We particularly like this citation:

"In every German breast the German forest quivers with its caverns and ravines, crags and boulders, waters and winds, legends and fairy tales, with its songs and its melodies, and awakens a powerful yearning and a longing for home; in all German souls the German forest lives and weaves with its depth and breadth, its stillness and strength, its might and dignity, its riches and its beauty -- it is the source of German inwardness, of the German soul, of German freedom. Therefore, protect and care for the German forest for the sake of the elders and the youth, and join the new German "League for the Protection and Consecration of the German Forest.

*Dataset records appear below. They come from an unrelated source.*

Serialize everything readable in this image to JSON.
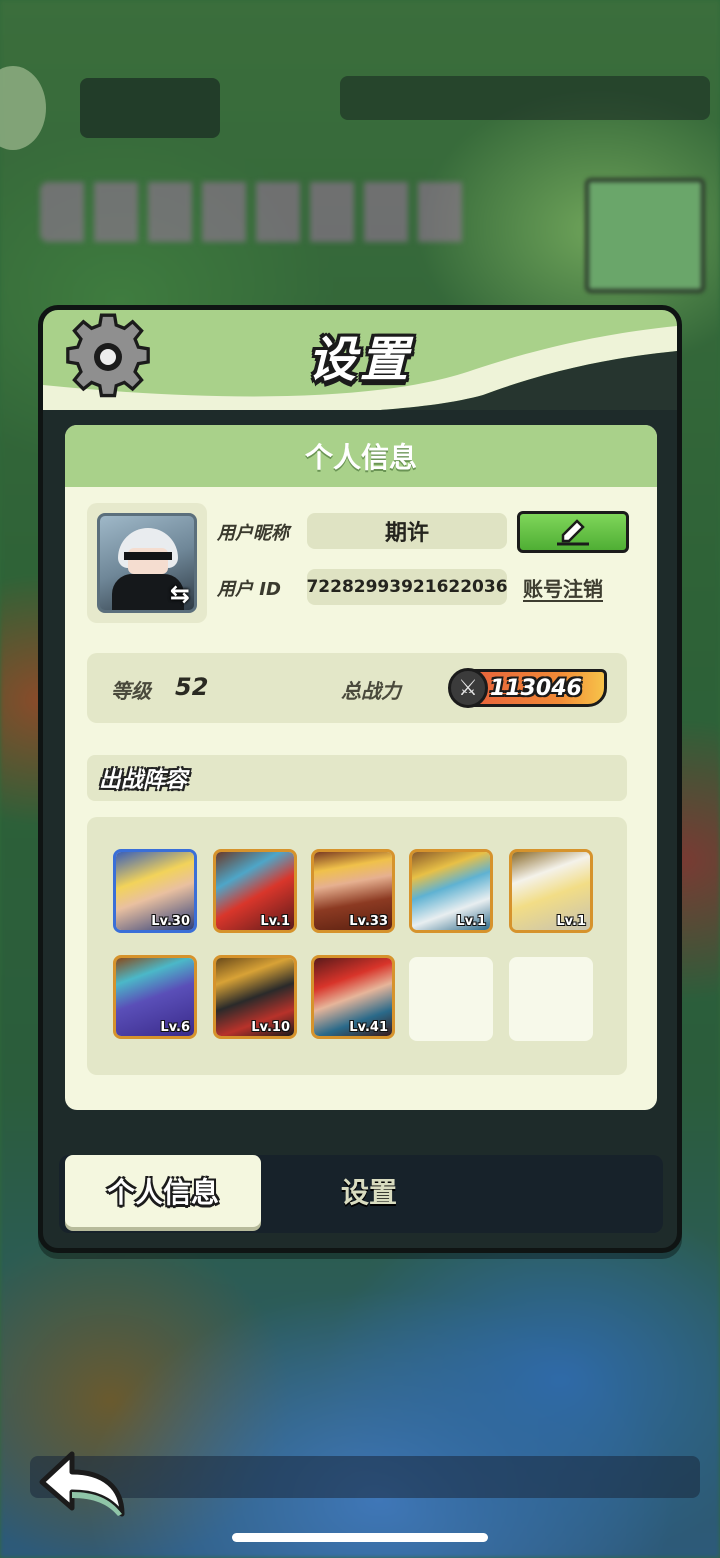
{
  "panel": {
    "title": "设置",
    "section_title": "个人信息"
  },
  "profile": {
    "nickname_label": "用户昵称",
    "nickname": "期许",
    "id_label": "用户 ID",
    "user_id": "72282993921622036",
    "cancel_account": "账号注销",
    "avatar_swap_icon": "⇆"
  },
  "stats": {
    "level_label": "等级",
    "level": "52",
    "power_label": "总战力",
    "power": "113046"
  },
  "lineup": {
    "title": "出战阵容",
    "heroes": [
      {
        "level": "Lv.30"
      },
      {
        "level": "Lv.1"
      },
      {
        "level": "Lv.33"
      },
      {
        "level": "Lv.1"
      },
      {
        "level": "Lv.1"
      },
      {
        "level": "Lv.6"
      },
      {
        "level": "Lv.10"
      },
      {
        "level": "Lv.41"
      }
    ],
    "empty_slots": 2
  },
  "tabs": [
    {
      "label": "个人信息",
      "active": true
    },
    {
      "label": "设置",
      "active": false
    }
  ],
  "icons": {
    "settings": "gear-icon",
    "edit": "pencil-icon",
    "back": "back-arrow-icon",
    "power": "crossed-swords-icon"
  },
  "colors": {
    "header_green": "#a9d18a",
    "card_bg": "#f4f7df",
    "edit_button": "#5fc03f",
    "hero_frame_gold": "#d6932c",
    "hero_frame_blue": "#3a6fd8"
  }
}
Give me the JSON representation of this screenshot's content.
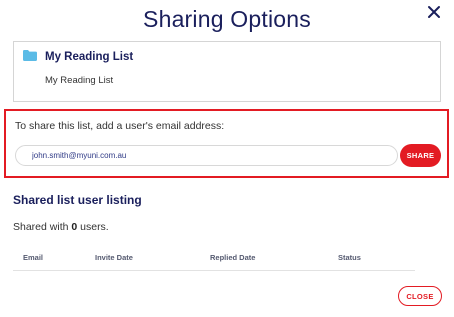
{
  "dialog": {
    "title": "Sharing Options"
  },
  "list": {
    "name": "My Reading List",
    "description": "My Reading List",
    "icon": "folder-icon"
  },
  "share": {
    "prompt": "To share this list, add a user's email address:",
    "email_value": "john.smith@myuni.com.au",
    "button_label": "SHARE"
  },
  "listing": {
    "title": "Shared list user listing",
    "shared_prefix": "Shared with ",
    "shared_count": "0",
    "shared_suffix": " users.",
    "columns": [
      "Email",
      "Invite Date",
      "Replied Date",
      "Status"
    ]
  },
  "footer": {
    "close_label": "CLOSE"
  },
  "colors": {
    "navy": "#1a1f5c",
    "accent_red": "#e31b23",
    "folder_blue": "#5bbbe6"
  }
}
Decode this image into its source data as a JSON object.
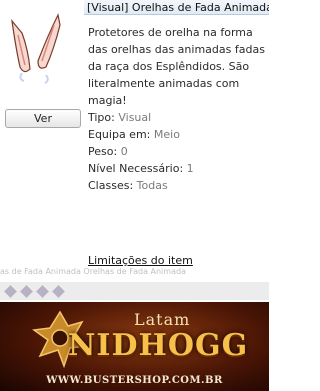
{
  "item": {
    "title": "[Visual] Orelhas de Fada Animada",
    "view_label": "Ver",
    "description": "Protetores de orelha na forma das orelhas das animadas fadas da raça dos Esplêndidos. São literalmente animadas com magia!",
    "properties": [
      {
        "label": "Tipo:",
        "value": "Visual"
      },
      {
        "label": "Equipa em:",
        "value": "Meio"
      },
      {
        "label": "Peso:",
        "value": "0"
      },
      {
        "label": "Nível Necessário:",
        "value": "1"
      },
      {
        "label": "Classes:",
        "value": "Todas"
      }
    ],
    "limits_link": "Limitações do item"
  },
  "background_strip": "as de Fada Animada   Orelhas de Fada Animada",
  "banner": {
    "top": "Latam",
    "title": "NIDHOGG",
    "url": "WWW.BUSTERSHOP.COM.BR"
  },
  "colors": {
    "value_gray": "#7a7a7a",
    "banner_gold": "#f7c04a"
  }
}
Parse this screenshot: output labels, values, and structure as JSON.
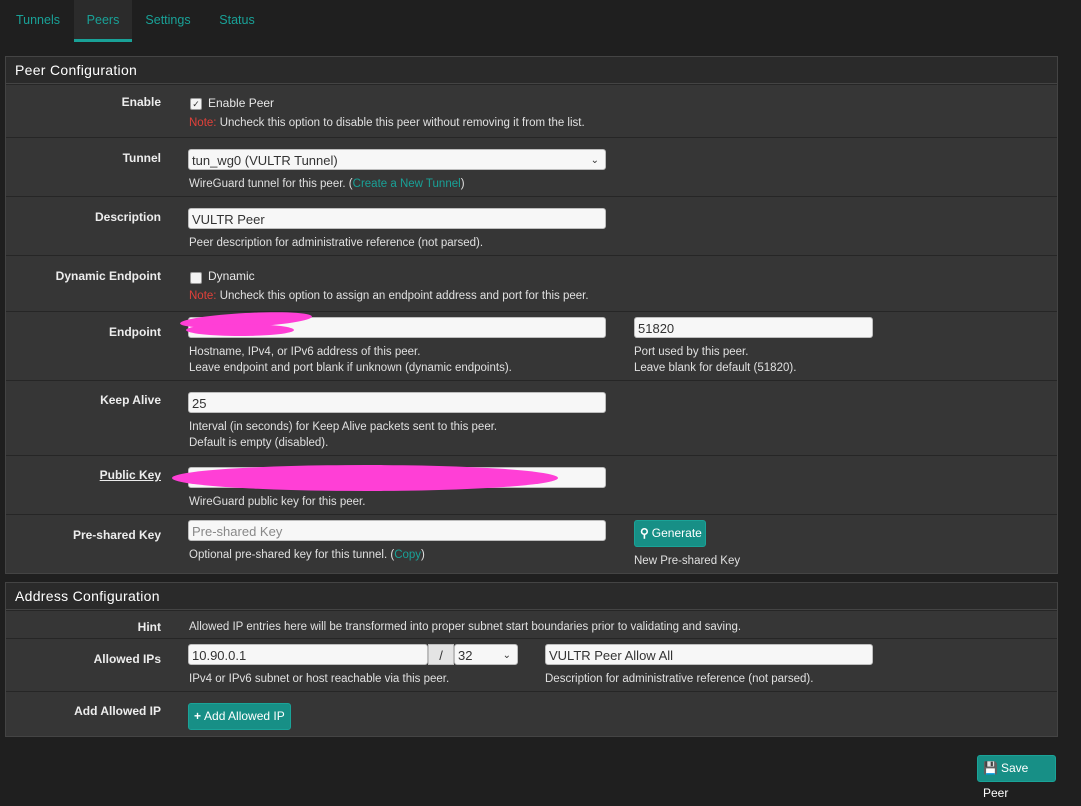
{
  "tabs": [
    {
      "label": "Tunnels"
    },
    {
      "label": "Peers",
      "active": true
    },
    {
      "label": "Settings"
    },
    {
      "label": "Status"
    }
  ],
  "peer_config": {
    "title": "Peer Configuration",
    "enable": {
      "label": "Enable",
      "checkbox_label": "Enable Peer",
      "checked": true,
      "note_prefix": "Note:",
      "note_text": " Uncheck this option to disable this peer without removing it from the list."
    },
    "tunnel": {
      "label": "Tunnel",
      "value": "tun_wg0 (VULTR Tunnel)",
      "help_pre": "WireGuard tunnel for this peer. (",
      "help_link": "Create a New Tunnel",
      "help_post": ")"
    },
    "description": {
      "label": "Description",
      "value": "VULTR Peer",
      "help": "Peer description for administrative reference (not parsed)."
    },
    "dynamic": {
      "label": "Dynamic Endpoint",
      "checkbox_label": "Dynamic",
      "checked": false,
      "note_prefix": "Note:",
      "note_text": " Uncheck this option to assign an endpoint address and port for this peer."
    },
    "endpoint": {
      "label": "Endpoint",
      "value": "",
      "help1": "Hostname, IPv4, or IPv6 address of this peer.",
      "help2": "Leave endpoint and port blank if unknown (dynamic endpoints).",
      "port": "51820",
      "port_help1": "Port used by this peer.",
      "port_help2": "Leave blank for default (51820)."
    },
    "keepalive": {
      "label": "Keep Alive",
      "value": "25",
      "help1": "Interval (in seconds) for Keep Alive packets sent to this peer.",
      "help2": "Default is empty (disabled)."
    },
    "public_key": {
      "label": "Public Key",
      "value": "",
      "help": "WireGuard public key for this peer."
    },
    "psk": {
      "label": "Pre-shared Key",
      "placeholder": "Pre-shared Key",
      "help_pre": "Optional pre-shared key for this tunnel. (",
      "help_link": "Copy",
      "help_post": ")",
      "generate_label": "Generate",
      "generate_help": "New Pre-shared Key"
    }
  },
  "address_config": {
    "title": "Address Configuration",
    "hint": {
      "label": "Hint",
      "text": "Allowed IP entries here will be transformed into proper subnet start boundaries prior to validating and saving."
    },
    "allowed": {
      "label": "Allowed IPs",
      "ip": "10.90.0.1",
      "slash": "/",
      "mask": "32",
      "ip_help": "IPv4 or IPv6 subnet or host reachable via this peer.",
      "desc": "VULTR Peer Allow All",
      "desc_help": "Description for administrative reference (not parsed)."
    },
    "add": {
      "label": "Add Allowed IP",
      "button": "Add Allowed IP"
    }
  },
  "save_button": "Save Peer",
  "colors": {
    "accent": "#19a197",
    "note": "#e0413a",
    "redaction": "#ff3fd6"
  }
}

“The reactionary ecological ideas whose outlines are sketched above exerted a powerful and lasting influence on many of the central figures in the NSDAP. Weimar culture, after all, was fairly awash in such theories, but the Nazis gave them a peculiar inflection. The National Socialist "religion of nature," as one historian has described it, was a volatile admixture of primeval Teutonic nature mysticism, pseudo-scientific ecology, irrationalist anti-humanism, and a mythology of racial salvation through a return to the land. Its predominant themes were 'natural order,' organicist holism and denigration of humanity: "Throughout the writings, not only of Hitler, but of most Nazi ideologues, one can discern a fundamental deprecation of humans vis-à-vis nature, and, as a logical corollary to this, an attack upon human efforts to master nature."